Curieux insatiable, affectionnant les langues étrangères et les frontières qui permettent l’évasion, Michel Butor n’a cessé de voyager. Les voyages et sa carrière d’enseignant l'ont mené loin de Paris – en Égypte, en Grèce, en Angleterre, aux USA, au Japon, à Genève enfin. Professeur durant dix-sept ans au sein du Département de langue et littérature modernes, il vit jusqu’à sa mort, installé dans un ancien prieuré, à Lucinges, en Haute-Savoie, qu’il rebaptise « À l’écart ».

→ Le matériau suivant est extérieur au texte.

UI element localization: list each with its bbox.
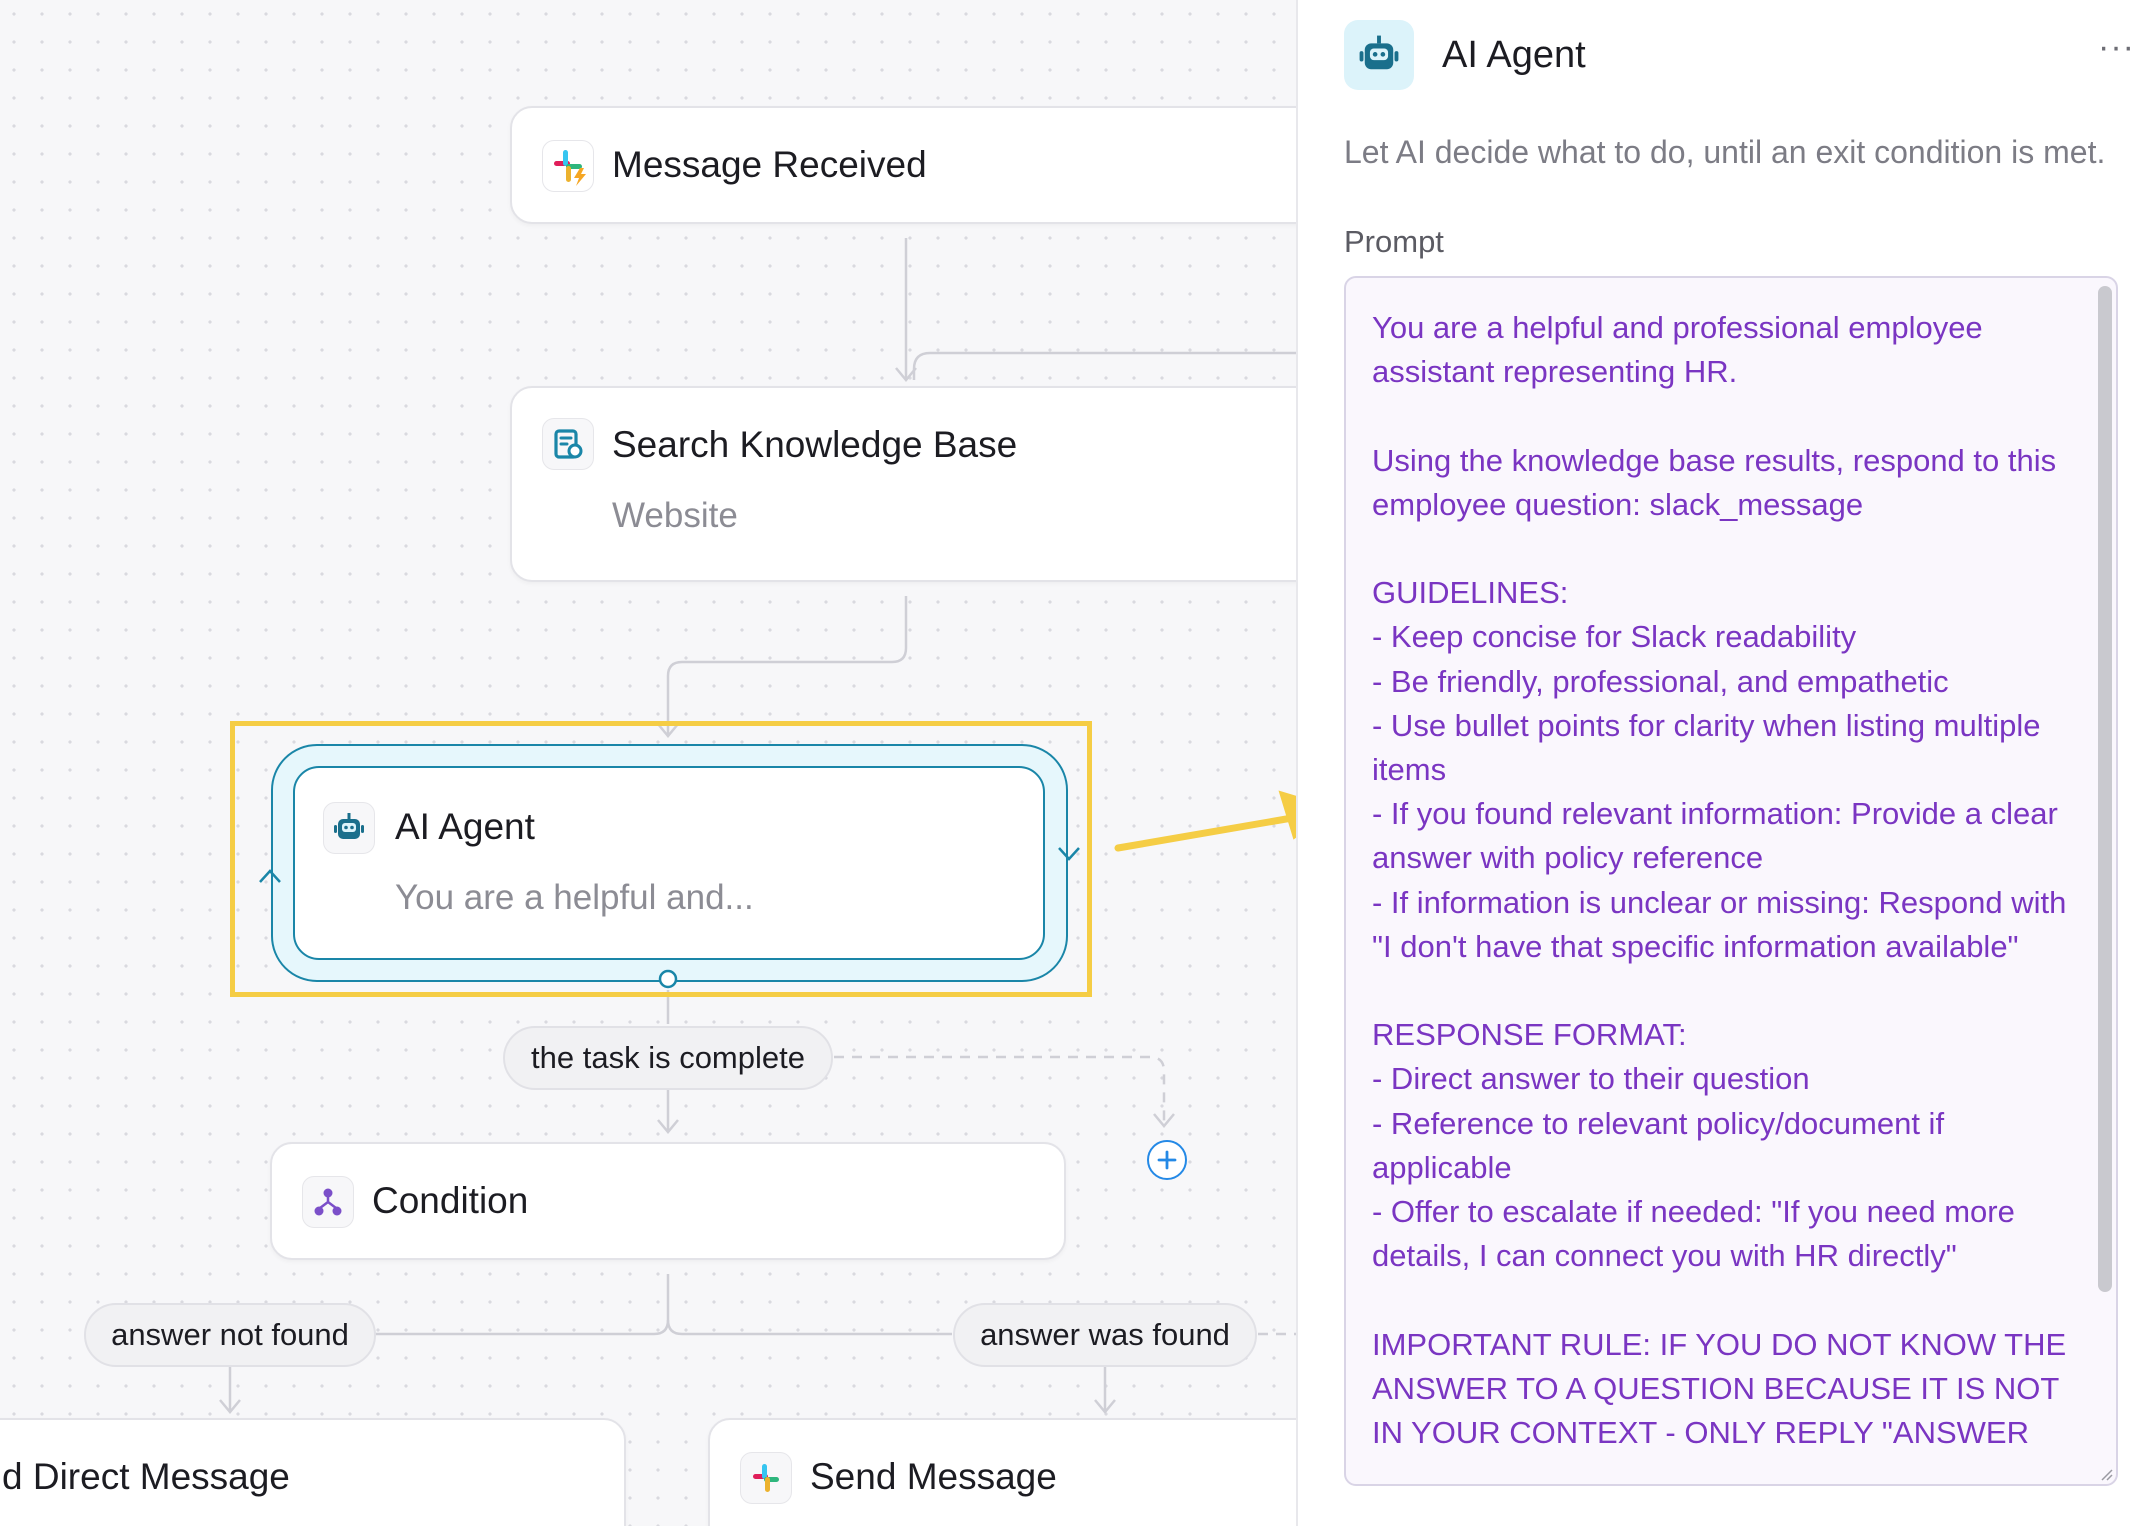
send-direct-message-node[interactable]: d Direct Message bbox=[0, 1418, 626, 1526]
slack-trigger-icon bbox=[542, 140, 594, 192]
panel-description: Let AI decide what to do, until an exit … bbox=[1344, 134, 2106, 170]
node-title: Condition bbox=[372, 1180, 529, 1221]
node-subtitle: Website bbox=[612, 496, 738, 535]
node-title: Send Message bbox=[810, 1456, 1057, 1497]
send-message-node[interactable]: Send Message bbox=[708, 1418, 1296, 1526]
node-title: Search Knowledge Base bbox=[612, 424, 1018, 465]
node-subtitle: You are a helpful and... bbox=[395, 878, 754, 917]
robot-icon bbox=[1344, 20, 1414, 90]
condition-node[interactable]: Condition bbox=[270, 1142, 1066, 1260]
node-title: d Direct Message bbox=[2, 1456, 290, 1497]
robot-icon bbox=[323, 802, 375, 854]
plus-icon bbox=[1157, 1150, 1177, 1170]
message-received-node[interactable]: Message Received bbox=[510, 106, 1296, 224]
agent-output-handle[interactable] bbox=[658, 969, 678, 989]
resize-handle-icon[interactable] bbox=[2098, 1466, 2114, 1482]
prompt-text[interactable]: You are a helpful and professional emplo… bbox=[1372, 306, 2082, 1455]
prompt-scrollbar[interactable] bbox=[2098, 286, 2112, 1292]
node-title: Message Received bbox=[612, 144, 927, 185]
node-title: AI Agent bbox=[395, 806, 535, 847]
ai-agent-node[interactable]: AI Agent You are a helpful and... bbox=[293, 766, 1045, 960]
workflow-canvas[interactable]: Message Received Search Knowledge Base W… bbox=[0, 0, 1296, 1526]
slack-icon bbox=[740, 1452, 792, 1504]
search-knowledge-base-node[interactable]: Search Knowledge Base Website bbox=[510, 386, 1296, 582]
prompt-textarea[interactable]: You are a helpful and professional emplo… bbox=[1344, 276, 2118, 1486]
branch-label-not-found[interactable]: answer not found bbox=[84, 1303, 376, 1367]
loop-arrow-up-icon bbox=[259, 869, 281, 883]
node-settings-panel: AI Agent ··· Let AI decide what to do, u… bbox=[1296, 0, 2144, 1526]
branch-icon bbox=[302, 1176, 354, 1228]
prompt-label: Prompt bbox=[1344, 224, 1444, 259]
loop-arrow-down-icon bbox=[1058, 847, 1080, 861]
knowledge-base-icon bbox=[542, 418, 594, 470]
branch-label-found[interactable]: answer was found bbox=[953, 1303, 1257, 1367]
panel-title: AI Agent bbox=[1442, 34, 1586, 76]
add-step-button[interactable] bbox=[1147, 1140, 1187, 1180]
more-options-button[interactable]: ··· bbox=[2098, 28, 2135, 67]
exit-condition-label[interactable]: the task is complete bbox=[503, 1026, 833, 1090]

« J’ai besoin de silence, parce que, avec le temps, je suis devenu de plus en plus sensible. Au fil des années, l’écriture a aiguisé ma perception de ce qui m’entoure, et j’ai besoin de me mettre à l ’écart. La photographie a beaucoup affiné ma perception visuelle, le nouveau roman a aussi été pour moi une école du regard. Pour pouvoir décrire parfaitement les choses, je me suis mis à les observer avec beaucoup plus de précision » (1), confiait-il, trois ans avant sa mort, à la journaliste Marine Landrot dans un entretien pour Télérama.
Cette habitude du silence, ce goût pour les mots, sans doute faut-il aller les chercher du côté de son enfance. Dans la famille Butor, on ne parlait pas beaucoup. Le petit Michel a sept ans lorsque sa mère devient totalement sourde après son dernier accouchement. L’événement, expliquera-t-il plus tard, « a jeté une ombre terrible sur mon enfance ». « Ça a été pour moi une très grande perte, un très grand malheur. C’est une des raisons pour lesquelles je n ’ai pas continué le violon, parce qu’elle ne pouvait plus m'entendre. » (2)
Le père lui, passait le plus clair de son temps libre à peindre des aquarelles ou à réaliser des gravures sur bois. Et puis, il y a la fratrie, sept frères et sœurs, et la grand-mère dont la maison est pleine de livres. Pour Michel Butor, communiquer passera par l’écriture. C’est avec sa mère qu’il entretient sa première correspondance. Jeune étudiant à Paris, il lui envoie quotidiennement des lettres, personnalise pour elle des cartes postales – divertissement transformé au fil du temps en œuvres d’art. Elle est celle qui a foi en lui, il le sait.
À Paris, il rêve de devenir peintre ou musicien, ne se sent pas suffisamment doué, évoque ses deux tentations, celle de la poésie et celle de la philosophie, et le roman comme lieu d’une possible cohabitation. Sa littérature est alors influencée par l'œuvre d'André Breton, le surréalisme, les constructions poétiques.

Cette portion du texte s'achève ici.